If that's not enough, Vouloumanos has a second possible explanation - perhaps babies use their knowledge of human sounds to set up a sort of "similarity gradient". Simply put, monkey faces are sort of like human faces but noticeably different, so monkey calls should be sort of like human calls but noticeably different.

Either way, it's clear that very young babies are remarkably sensitive to the sounds of their own species, particularly those of speech. The five month mark seems to be an important turning point, not just for this ability but for many others. By five months, they can already match faces with voices on the basis of age or emotion, but only after that does their ear for voices truly develop, allowing them to tune in to specific voices, or to the distinct sounds of their native language.

Reference: PNAS doi: 10.1073/pnas.0906049106

More on child development:


More like this

Hmm. This may be a very stupid idea, but I wonder if the babies would've reacted differently if the ducks were shown head-on.

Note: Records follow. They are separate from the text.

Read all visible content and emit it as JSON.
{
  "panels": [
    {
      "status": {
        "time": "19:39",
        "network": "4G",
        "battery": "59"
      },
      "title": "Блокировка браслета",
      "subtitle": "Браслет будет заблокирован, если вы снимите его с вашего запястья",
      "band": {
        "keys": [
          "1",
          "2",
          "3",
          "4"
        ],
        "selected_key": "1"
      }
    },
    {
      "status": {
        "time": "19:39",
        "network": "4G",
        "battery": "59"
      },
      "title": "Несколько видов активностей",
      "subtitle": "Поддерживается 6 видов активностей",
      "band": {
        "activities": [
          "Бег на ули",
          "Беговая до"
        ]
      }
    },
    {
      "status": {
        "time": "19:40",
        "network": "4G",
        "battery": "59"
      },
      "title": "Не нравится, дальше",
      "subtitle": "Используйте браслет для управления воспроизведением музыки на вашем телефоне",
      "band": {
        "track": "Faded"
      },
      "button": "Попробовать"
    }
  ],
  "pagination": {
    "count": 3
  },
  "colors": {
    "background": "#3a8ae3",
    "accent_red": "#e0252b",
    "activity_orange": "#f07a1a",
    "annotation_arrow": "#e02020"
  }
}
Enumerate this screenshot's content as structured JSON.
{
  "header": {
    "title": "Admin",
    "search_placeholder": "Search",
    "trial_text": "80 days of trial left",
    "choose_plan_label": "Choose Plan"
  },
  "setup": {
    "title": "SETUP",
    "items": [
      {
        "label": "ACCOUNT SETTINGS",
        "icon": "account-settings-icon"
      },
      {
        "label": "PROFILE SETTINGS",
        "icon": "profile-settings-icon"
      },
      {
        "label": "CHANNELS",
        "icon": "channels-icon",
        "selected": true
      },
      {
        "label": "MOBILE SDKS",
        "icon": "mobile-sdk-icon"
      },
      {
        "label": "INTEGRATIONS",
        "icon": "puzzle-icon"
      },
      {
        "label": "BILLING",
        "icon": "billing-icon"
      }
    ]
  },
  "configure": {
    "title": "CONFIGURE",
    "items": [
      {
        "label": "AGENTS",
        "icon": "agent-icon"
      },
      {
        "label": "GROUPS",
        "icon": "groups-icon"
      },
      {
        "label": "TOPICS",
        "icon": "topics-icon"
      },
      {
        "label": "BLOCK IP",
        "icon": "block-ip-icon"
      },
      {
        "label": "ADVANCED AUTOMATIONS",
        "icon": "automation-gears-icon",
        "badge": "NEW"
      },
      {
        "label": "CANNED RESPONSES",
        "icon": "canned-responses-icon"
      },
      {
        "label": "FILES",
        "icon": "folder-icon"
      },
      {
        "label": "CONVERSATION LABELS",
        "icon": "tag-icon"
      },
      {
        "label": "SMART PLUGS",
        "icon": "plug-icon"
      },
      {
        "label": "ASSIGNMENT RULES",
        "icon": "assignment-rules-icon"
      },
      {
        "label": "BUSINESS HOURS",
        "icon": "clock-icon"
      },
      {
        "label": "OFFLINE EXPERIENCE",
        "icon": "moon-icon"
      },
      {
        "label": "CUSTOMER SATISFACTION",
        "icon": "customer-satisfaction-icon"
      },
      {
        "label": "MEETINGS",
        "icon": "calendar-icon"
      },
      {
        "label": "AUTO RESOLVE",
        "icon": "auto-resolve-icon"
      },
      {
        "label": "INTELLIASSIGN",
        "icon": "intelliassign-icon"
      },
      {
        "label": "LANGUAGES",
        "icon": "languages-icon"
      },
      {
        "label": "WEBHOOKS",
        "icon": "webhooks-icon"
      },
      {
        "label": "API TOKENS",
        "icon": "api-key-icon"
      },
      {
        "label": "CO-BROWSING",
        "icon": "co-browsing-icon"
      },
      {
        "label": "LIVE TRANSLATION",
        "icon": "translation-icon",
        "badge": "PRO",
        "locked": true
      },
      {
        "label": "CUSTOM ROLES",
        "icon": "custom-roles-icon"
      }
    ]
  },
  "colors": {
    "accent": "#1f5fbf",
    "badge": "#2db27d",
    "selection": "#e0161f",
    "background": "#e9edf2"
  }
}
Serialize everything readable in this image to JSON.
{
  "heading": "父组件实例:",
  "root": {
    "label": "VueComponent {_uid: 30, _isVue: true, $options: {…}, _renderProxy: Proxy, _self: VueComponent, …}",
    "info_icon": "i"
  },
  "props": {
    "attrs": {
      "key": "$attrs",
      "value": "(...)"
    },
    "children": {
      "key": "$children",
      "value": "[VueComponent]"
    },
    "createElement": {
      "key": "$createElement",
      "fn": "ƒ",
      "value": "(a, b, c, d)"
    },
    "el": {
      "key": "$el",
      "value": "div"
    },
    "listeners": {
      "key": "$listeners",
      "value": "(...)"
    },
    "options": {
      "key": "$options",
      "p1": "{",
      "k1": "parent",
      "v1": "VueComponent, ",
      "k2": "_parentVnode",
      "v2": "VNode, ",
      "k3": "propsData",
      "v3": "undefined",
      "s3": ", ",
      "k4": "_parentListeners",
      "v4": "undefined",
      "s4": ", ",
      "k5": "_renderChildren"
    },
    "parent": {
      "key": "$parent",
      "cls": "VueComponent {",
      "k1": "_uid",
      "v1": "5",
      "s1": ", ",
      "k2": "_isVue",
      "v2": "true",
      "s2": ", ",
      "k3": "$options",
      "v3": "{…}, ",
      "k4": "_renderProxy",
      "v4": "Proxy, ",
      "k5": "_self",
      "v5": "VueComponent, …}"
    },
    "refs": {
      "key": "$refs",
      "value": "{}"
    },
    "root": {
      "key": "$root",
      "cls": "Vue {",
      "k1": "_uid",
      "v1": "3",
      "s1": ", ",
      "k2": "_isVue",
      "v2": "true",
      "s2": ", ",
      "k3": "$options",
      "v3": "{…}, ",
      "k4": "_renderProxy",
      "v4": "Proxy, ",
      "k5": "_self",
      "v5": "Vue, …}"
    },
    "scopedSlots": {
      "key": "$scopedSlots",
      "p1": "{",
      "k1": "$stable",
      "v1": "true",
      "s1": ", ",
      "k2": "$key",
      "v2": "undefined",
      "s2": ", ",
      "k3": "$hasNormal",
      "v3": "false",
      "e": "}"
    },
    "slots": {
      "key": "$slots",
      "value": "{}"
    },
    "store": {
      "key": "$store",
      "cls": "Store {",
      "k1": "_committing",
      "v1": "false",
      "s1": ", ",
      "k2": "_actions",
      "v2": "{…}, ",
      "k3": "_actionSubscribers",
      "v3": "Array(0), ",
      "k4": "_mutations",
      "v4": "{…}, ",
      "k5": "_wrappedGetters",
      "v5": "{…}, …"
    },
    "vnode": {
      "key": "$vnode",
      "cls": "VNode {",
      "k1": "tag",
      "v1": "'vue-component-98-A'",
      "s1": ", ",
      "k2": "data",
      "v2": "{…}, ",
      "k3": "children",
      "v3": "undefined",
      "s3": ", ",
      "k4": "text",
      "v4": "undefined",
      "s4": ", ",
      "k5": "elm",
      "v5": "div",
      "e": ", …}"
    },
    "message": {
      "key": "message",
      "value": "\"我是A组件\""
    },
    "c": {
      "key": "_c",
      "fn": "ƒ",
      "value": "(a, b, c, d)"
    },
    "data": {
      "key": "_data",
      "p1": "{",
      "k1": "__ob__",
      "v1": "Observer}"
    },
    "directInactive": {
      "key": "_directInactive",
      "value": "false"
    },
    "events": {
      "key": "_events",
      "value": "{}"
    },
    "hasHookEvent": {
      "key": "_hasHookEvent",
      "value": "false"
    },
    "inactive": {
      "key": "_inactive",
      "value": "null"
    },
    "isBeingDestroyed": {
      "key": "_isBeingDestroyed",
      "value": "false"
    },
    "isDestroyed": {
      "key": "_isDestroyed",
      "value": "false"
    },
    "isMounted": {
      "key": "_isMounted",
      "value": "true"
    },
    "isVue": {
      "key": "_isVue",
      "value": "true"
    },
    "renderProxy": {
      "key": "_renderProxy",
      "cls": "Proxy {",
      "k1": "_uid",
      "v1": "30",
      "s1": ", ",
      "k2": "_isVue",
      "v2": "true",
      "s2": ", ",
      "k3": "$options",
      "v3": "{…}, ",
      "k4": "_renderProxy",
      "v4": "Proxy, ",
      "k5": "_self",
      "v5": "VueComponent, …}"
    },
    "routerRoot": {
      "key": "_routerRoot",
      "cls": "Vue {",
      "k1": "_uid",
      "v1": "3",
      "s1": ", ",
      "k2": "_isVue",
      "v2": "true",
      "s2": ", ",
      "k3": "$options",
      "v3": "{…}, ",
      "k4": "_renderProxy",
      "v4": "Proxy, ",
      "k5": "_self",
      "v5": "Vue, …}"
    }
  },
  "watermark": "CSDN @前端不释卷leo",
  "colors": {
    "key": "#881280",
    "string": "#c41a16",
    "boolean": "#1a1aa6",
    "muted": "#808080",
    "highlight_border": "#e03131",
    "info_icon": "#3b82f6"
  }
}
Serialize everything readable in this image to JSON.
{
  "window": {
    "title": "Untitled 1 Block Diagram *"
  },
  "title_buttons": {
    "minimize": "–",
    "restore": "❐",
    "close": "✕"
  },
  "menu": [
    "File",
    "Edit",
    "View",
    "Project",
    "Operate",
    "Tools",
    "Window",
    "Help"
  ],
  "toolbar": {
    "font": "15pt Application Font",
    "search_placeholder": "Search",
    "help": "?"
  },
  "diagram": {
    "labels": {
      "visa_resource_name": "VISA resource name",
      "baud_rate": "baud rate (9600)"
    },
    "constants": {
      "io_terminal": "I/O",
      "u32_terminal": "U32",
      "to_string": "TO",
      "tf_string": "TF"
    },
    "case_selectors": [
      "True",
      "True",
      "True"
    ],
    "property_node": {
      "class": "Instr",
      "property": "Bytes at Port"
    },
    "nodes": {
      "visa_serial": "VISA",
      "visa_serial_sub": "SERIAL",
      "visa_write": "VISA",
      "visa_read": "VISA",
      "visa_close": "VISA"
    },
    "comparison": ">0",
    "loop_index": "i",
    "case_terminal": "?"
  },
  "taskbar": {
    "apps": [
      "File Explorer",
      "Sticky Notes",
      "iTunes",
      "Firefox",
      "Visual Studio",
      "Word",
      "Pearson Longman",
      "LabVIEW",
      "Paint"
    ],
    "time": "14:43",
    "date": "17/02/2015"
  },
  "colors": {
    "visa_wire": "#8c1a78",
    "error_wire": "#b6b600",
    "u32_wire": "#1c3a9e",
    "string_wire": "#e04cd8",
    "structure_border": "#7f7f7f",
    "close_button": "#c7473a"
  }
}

You mention the possibility that duck faces were not registered as faces - could that have to do with the fact that the picture of a duck shown here doesn't show the basic two eyes, mouth, nose setup? Would the outcome be different if humans were shown in profile, or ducks in front view?

Also, how strong is the face shape/type of noise correlation in birds, given their different vocal apparatus? Maybe it's not even possible to predict the sound a bird makes from its face alone with any precision. (It would be interesting to see how well adults could match the vocalisations of unknown birds to the faces, though obviously, experience with similar/related birds could become a confounding issue...)

I wonder how good babies are at dog or horse or other mammalian faces. Including a variety of other mammals in a similar study could help test the "similarity gradient" idea.

Another question is how much of the duck effect is due to the babies' indifference to ducks as opposed to primates. What if, when they realised that the face was a duck and the noise wasn't interesting either, they just stopped caring?

That would explain the trend on the duck side of Experiment 3: duck faces are not awfully interesting, but human voices are, so the baby will keep looking, maybe expecting a human face to turn up. Less so with monkey calls, and with quacks, the baby might think that there's no chance that there will ever be a human there, so why bother looking?

(Although this hypothesis predicts a difference between human and duck noises when a monkey face is shown in Experiment 2, so I guess it's not that clever after all :))

I'm surprised by how poor babies are at making this kind of discrimination. It's a very small difference between staring at human, monkey and duck faces -- you're talking 20% at most. Maybe it's the paradigm, maybe it would be clearer if it was noises with all three pictures, rather than just look at or away.

Or maybe our innate wiring isn't that good at all.

I wonder how good babies are at dog or horse or other mammalian faces. Including a variety of other mammals in a similar study could help test the "similarity gradient" idea.

Indeed - what I'd be really interested in is whether they can match face-sounds for different primates, say a gorilla compared to a macaque.

I agree that the duck shown in profile throws in a possible doubt. But then, I don't think a head-on duck would show "the basic two eyes, mouth, nose setup" -- remember that ducks do not have forward-facing eyes.

Just random speculation: Has anyone ever had the feeling that a voice just "doesn't fit" with a person's face? Perhaps if there *is* a predictive ability hardwired into our brains, that phenomenon could be linked to it. Are there other studies showing people are able to link voices to specific faces? Baby studies? (I originally thought of adults, but then a baby study linking different voices to different faces would be better, as it avoids cultural information creeping in.)